2.2.3. Les éléments repérés du découpage

A. Les programmes narratifs

Dans le cadre du 2ème essai de découpage, nous pouvons établir plusieurs programmes (brièvement rappelé ci-dessus). En effet, on peut les regrouper dans les deux genres de programmes narratifs dans ce passage : programme raté, programme réussi.

i) Le programme raté  : ce passage peut être englobé dans le programme de l’« envoi » (qui est la phase de la performance dans le PN II) que l’on peut décrire ainsi :

PN (envoi) :

- Manipulation : Donissan, envoyé par le curé de Campagne à Etaples

- Compétence : savoir faire (en route)

- Performance : arriver à l’église d’Etaples et accomplir la mission confiée

- Sanction : le retour

Ce programme de l’envoi est interrompu puisque Donissan s’égare, bien qu’il ait prétendu connaître la route. Pourtant cette simple considération d’échec du programme initial laisse le lecteur sur sa faim, elle est trop insuffisante pour donner un sens à ce passage dans SSS. Donissan, en s’égarant, fait des expériences extraordinaires (il rencontre un personnage qui se dit ‘Lucifer’, et également un personnage qu’il compare à ‘Saint Joseph’ : on peut dire qu’il est allé cette nuit-là de l’enfer au paradis), de plus, il sera considéré comme un ‘saint’ dans la suite de SSS. C’est-à-dire que malgré l’étape de l’égarement sur la route (performance ratée), le programme du doyen (PNII : vocation à la sainteté) se réalise... On dirait même que ce premier PN raté a aidé le vicaire à réussir son programme (on pourrait même dire que l’échec a été bénéfique à Donissan).

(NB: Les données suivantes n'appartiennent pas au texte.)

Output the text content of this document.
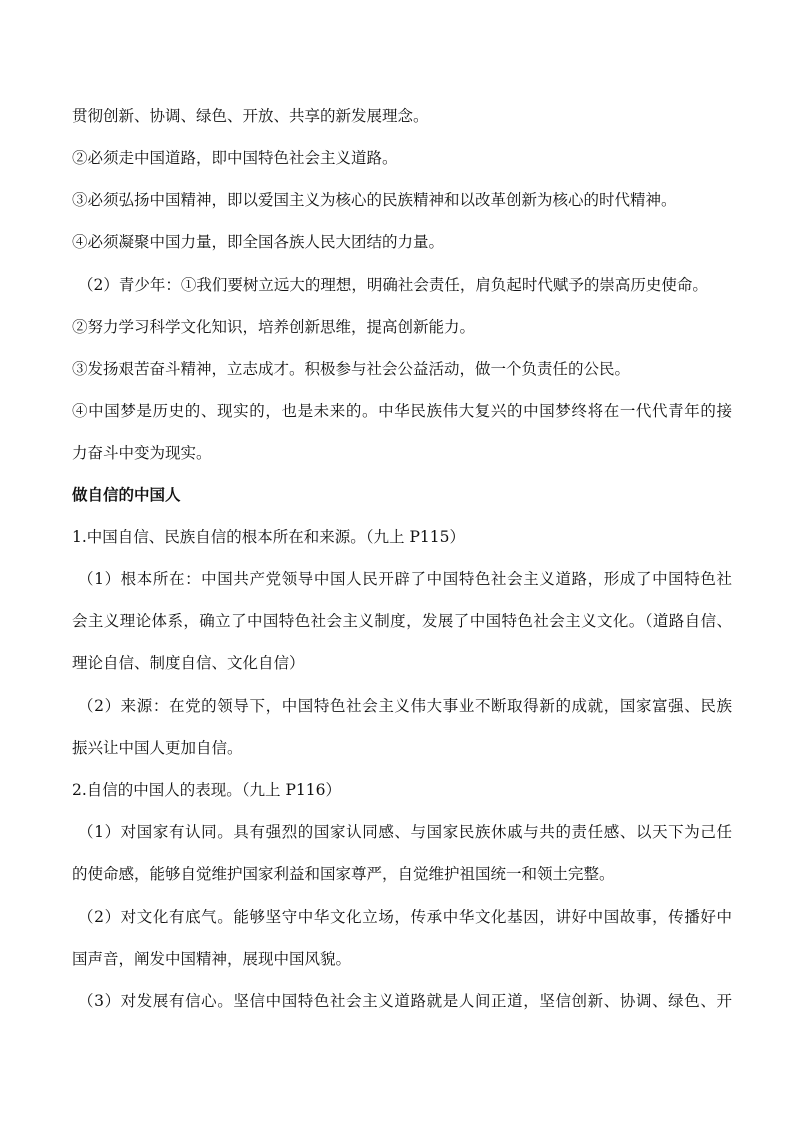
贯彻创新、协调、绿色、开放、共享的新发展理念。
②必须走中国道路，即中国特色社会主义道路。
③必须弘扬中国精神，即以爱国主义为核心的民族精神和以改革创新为核心的时代精神。
④必须凝聚中国力量，即全国各族人民大团结的力量。
（2）青少年：①我们要树立远大的理想，明确社会责任，肩负起时代赋予的崇高历史使命。
②努力学习科学文化知识，培养创新思维，提高创新能力。
③发扬艰苦奋斗精神，立志成才。积极参与社会公益活动，做一个负责任的公民。
④中国梦是历史的、现实的，也是未来的。中华民族伟大复兴的中国梦终将在一代代青年的接
力奋斗中变为现实。
做自信的中国人
1.中国自信、民族自信的根本所在和来源。（九上 P115）
（1）根本所在：中国共产党领导中国人民开辟了中国特色社会主义道路，形成了中国特色社
会主义理论体系，确立了中国特色社会主义制度，发展了中国特色社会主义文化。（道路自信、
理论自信、制度自信、文化自信）
（2）来源：在党的领导下，中国特色社会主义伟大事业不断取得新的成就，国家富强、民族
振兴让中国人更加自信。
2.自信的中国人的表现。（九上 P116）
（1）对国家有认同。具有强烈的国家认同感、与国家民族休戚与共的责任感、以天下为己任
的使命感，能够自觉维护国家利益和国家尊严，自觉维护祖国统一和领土完整。
（2）对文化有底气。能够坚守中华文化立场，传承中华文化基因，讲好中国故事，传播好中
国声音，阐发中国精神，展现中国风貌。
（3）对发展有信心。坚信中国特色社会主义道路就是人间正道，坚信创新、协调、绿色、开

On peut aussi imaginer un programme plus large que ceux que construisent les personnages du roman, par exemple, PN IV (le programme de ‘Gloire’). (voir P1n) Mais pour construire ce dernier programme, le lecteur doit recourir (obligatoirement) aux parcours figuratifs que le texte déploie tout au long de SSS... Par exemple, on peut rapprocher le fait de ‘perdre son chemin’ de l’inaptitude de l’abbé Donissan à certaines tâches pratiques. Cet approche permet d’aborder l’échec autrement que comme un véritable échec. Donissan, dans son séjour à Campagne, est toujours à côté de ce qu’il faudrait faire, il ne sait pas où se placer. Il est toujours un peu dans un autre espace ; pourtant il réussit autant dans sa fonction de vicaire à Campagne que dans sa mission à Lumbres où il deviendra ‘un saint’ renommé, ‘un saint à miracles’, malgré lui. Cette observation rapide nous fait jeter un nouveau regard sur le passage en question. Le jour où Donissan est envoyé à l’église d’Etaples, il rate non seulement la mission qui lui a été confiée, mais il suscite aussi un scandale avec le suicide de la personne qu’il vient de rencontrer - scandale qui entraîne l’évêque à remettre en question ses aptitudes à exercer sa charge. Ainsi la rencontre avec Mouchette montre qu’une rencontre échappe toujours au programme conçu par les acteurs. Pour l’analyse d’une rencontre, il est donc préférable de recourir à l’analyse figurative bien qu’elle ne permette pas au lecteur de résoudre le mystère de la rencontre, elle lui fera au moins sentir qu’il y a mystère ...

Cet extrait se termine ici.